Rappelons néanmoins que si les tragédies en musique du Surintendant ont toutes connues, depuis 1987, au moins une fois les gloires de la scène ou du concert, toutes ne sont pas enregistrées, toutes ne bénéficient pas d’enregistrements définitifs ; rappelons aussi que la production de Lully, c’est aussi plusieurs comédies-ballets, et non pas uniquement Le Bourgeois Gentilhomme, c’est aussi plusieurs ballets de cour dont certains mériteraient sans doute qu’on leur redonne vie, comme le Ballet des Amours déguisés, avec sa plainte d’Armide et son duo entre Marc-Antoine et Cléopâtre, le Ballet d’Alcidiane et ses récits et ses chaconnes, le Ballet de la Naissance de Vénus et sa plainte d’Ariane et ses chœurs, le Ballet des Muses et ses insertions théâtrales et théâtro-musicales (La Pastorale comique, entre autres). Non, la connaissance de Lully n’est pas à son terme avec ses opéras, et il y a encore de fort belles pages à nous faire entendre. Tout cela sans souffler mot des « successeurs » de Lully, à commencer par Pascal Collasse dont aucune tragédie n’est enregistrée, pas même cet Achille et Polixène commencé par le maître et fini par l’élève-secrétaire.
Rejouer Atys. Ce n’est évidemment pas un acte anodin ; c’est un choix délibéré. Certes, la version des Arts Florissants et de William Christie fait référence, avec ses solistes de premier plan ; pour autant, Hugo Reyne et toute son équipe nous prouvent qu’une autre version, une autre lecture est possible. Une lecture nouvelle, et pas uniquement une lecture « vingt ans après ».
C’est avant tout une lecture scrupuleuse de la partition qui sera ici goûtée. Hugo Reyne l’explique lui-même, pas de « gadgets », « vous n’entendrez pas dans la basse continue de contre-chants de viole ou de basse de violon », un grand respect de ce que la partition nous apprend en matière de tempi et d’orchestration. Un travail sur les timbres, justement, opposant vents, cordes et continuo. Certes, en 1676, il n’y avait sans doute pas de flûtes traversières dans l’orchestre de Lully ; elles apparaissent en 1681 dans Le Triomphe de l’Amour ; mais dans les reprises ultérieures, il a pu y en avoir, et ce n’est pas seulement ici une coquetterie, mais un choix : le mélange des flûtes à bec et des flûtes traversières donne un son particulier.

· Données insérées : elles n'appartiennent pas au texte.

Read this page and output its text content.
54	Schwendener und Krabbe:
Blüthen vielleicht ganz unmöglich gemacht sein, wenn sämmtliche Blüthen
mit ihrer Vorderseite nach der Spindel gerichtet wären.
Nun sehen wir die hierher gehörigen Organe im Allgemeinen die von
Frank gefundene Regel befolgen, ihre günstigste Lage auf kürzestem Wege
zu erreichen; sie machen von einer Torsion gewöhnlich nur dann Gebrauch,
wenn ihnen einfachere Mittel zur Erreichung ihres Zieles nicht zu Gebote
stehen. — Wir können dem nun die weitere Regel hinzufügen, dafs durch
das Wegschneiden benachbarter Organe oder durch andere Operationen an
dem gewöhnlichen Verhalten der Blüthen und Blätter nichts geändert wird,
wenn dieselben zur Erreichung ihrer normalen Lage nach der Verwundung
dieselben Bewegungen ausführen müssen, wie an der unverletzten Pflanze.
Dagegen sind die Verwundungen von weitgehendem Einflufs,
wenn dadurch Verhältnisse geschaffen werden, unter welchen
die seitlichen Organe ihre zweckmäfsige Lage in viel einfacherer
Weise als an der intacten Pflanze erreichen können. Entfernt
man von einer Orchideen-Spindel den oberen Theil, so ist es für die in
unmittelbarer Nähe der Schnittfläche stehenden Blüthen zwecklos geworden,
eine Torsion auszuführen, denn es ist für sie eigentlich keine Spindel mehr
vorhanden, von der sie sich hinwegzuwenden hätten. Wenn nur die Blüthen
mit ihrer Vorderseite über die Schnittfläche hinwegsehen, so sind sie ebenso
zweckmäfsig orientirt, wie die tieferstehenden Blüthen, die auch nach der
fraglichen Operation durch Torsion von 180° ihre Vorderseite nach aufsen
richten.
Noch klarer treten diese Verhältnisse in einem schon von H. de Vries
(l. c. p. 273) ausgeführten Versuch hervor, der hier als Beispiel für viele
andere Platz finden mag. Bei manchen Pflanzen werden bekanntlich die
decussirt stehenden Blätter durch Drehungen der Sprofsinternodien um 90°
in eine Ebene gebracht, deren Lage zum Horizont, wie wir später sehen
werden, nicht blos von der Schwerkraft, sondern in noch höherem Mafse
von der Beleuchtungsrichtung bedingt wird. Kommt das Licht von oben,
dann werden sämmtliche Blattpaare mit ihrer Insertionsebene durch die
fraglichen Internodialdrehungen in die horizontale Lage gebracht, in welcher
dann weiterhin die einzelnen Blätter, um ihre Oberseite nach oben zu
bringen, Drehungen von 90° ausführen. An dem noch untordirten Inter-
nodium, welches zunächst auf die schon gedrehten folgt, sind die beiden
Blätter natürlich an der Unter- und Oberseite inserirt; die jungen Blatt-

Il suffit d’écouter le Sommeil pour se convaincre que ce choix est bon. Les timbres, vous dis-je.
Une lecture musicale précise, donc, « fidèle à la partition », mais pas pour autant terne et sans personnalité. Une vraie lecture musicale.

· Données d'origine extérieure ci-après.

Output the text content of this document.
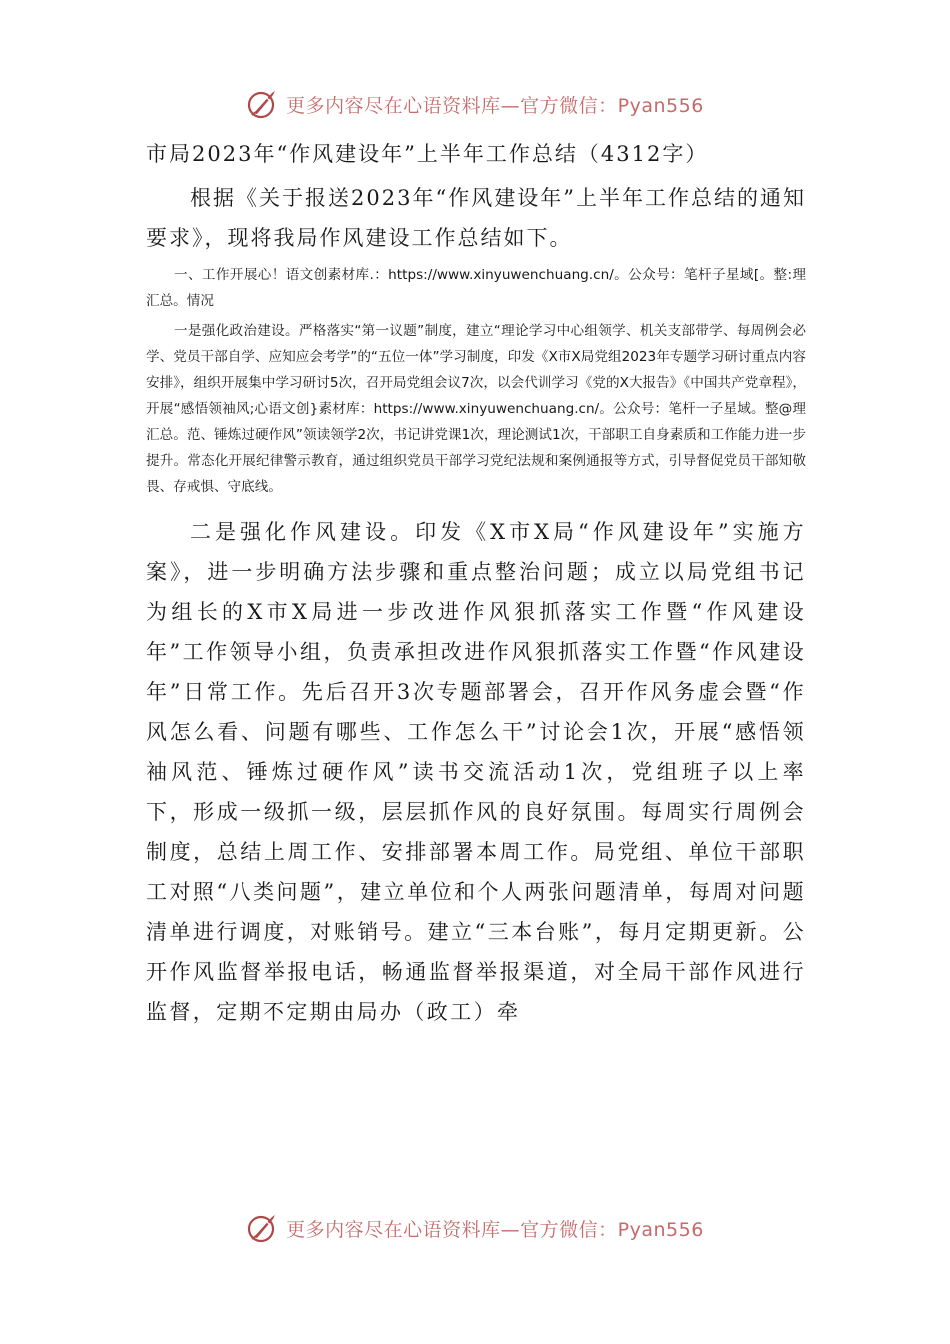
更多内容尽在心语资料库—官方微信：Pyan556
市局2023年“作风建设年”上半年工作总结（4312字）

根据《关于报送2023年“作风建设年”上半年工作总结的通知要求》，现将我局作风建设工作总结如下。

一、工作开展心！语文创素材库.：https://www.xinyuwenchuang.cn/。公众号：笔杆子星域[。整:理汇总。情况

一是强化政治建设。严格落实“第一议题”制度，建立“理论学习中心组领学、机关支部带学、每周例会必学、党员干部自学、应知应会考学”的“五位一体”学习制度，印发《X市X局党组2023年专题学习研讨重点内容安排》，组织开展集中学习研讨5次，召开局党组会议7次，以会代训学习《党的X大报告》《中国共产党章程》，开展“感悟领袖风;心语文创}素材库：https://www.xinyuwenchuang.cn/。公众号：笔杆一子星域。整@理汇总。范、锤炼过硬作风”领读领学2次，书记讲党课1次，理论测试1次，干部职工自身素质和工作能力进一步提升。常态化开展纪律警示教育，通过组织党员干部学习党纪法规和案例通报等方式，引导督促党员干部知敬畏、存戒惧、守底线。

二是强化作风建设。印发《X市X局“作风建设年”实施方案》，进一步明确方法步骤和重点整治问题；成立以局党组书记为组长的X市X局进一步改进作风狠抓落实工作暨“作风建设年”工作领导小组，负责承担改进作风狠抓落实工作暨“作风建设年”日常工作。先后召开3次专题部署会，召开作风务虚会暨“作风怎么看、问题有哪些、工作怎么干”讨论会1次，开展“感悟领袖风范、锤炼过硬作风”读书交流活动1次，党组班子以上率下，形成一级抓一级，层层抓作风的良好氛围。每周实行周例会制度，总结上周工作、安排部署本周工作。局党组、单位干部职工对照“八类问题”，建立单位和个人两张问题清单，每周对问题清单进行调度，对账销号。建立“三本台账”，每月定期更新。公开作风监督举报电话，畅通监督举报渠道，对全局干部作风进行监督，定期不定期由局办（政工）牵

更多内容尽在心语资料库—官方微信：Pyan556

Une lecture dramatique aussi, qui sait faire la place autant au théâtre (écoutez le début de l’acte V) qu’à la poésie (acte I, scènes 3 et 4) ; qui sait que le théâtre peut-être poétique (« Quoi, vous pleurez ? », acte IV scène 1). Le travail sur le texte et sur sa déclamation a été réalisé avec brio ; on comprend le livret de Quinault, mieux : on écoute les vers de Quinault. Et puis, simplicité et élégance sont de rigueur : point d’ornementation outrée, surtout dans les récitatifs, en réaction contre l’air de cour dont c’était l’apanage. Il y a certes ici des airs ornés (« Quand le péril est agréable », acte I scène 3, est un délice ici), mais en ce qui concerne le récitatif… « Il n’y a pas comme cela dans votre papier, et ventrebleu, point de broderie ! Mon récitatif n’est fait que pour parler » disait Lully, d’après Le Cerf de La Viéville, qu’Hugo Reyne cite. Oui, l’on parle, mais on ne dit pas la météo, on dit un beau texte, et c’est sans doute le plus bel hommage que l’on pouvait rendre à celui qu’on oublie derrière le Surintendant, le librettiste Quinault, considéré jusqu’à la fin du genre « tragédie en musique » comme un modèle insurpassable, peut-être même inégalable.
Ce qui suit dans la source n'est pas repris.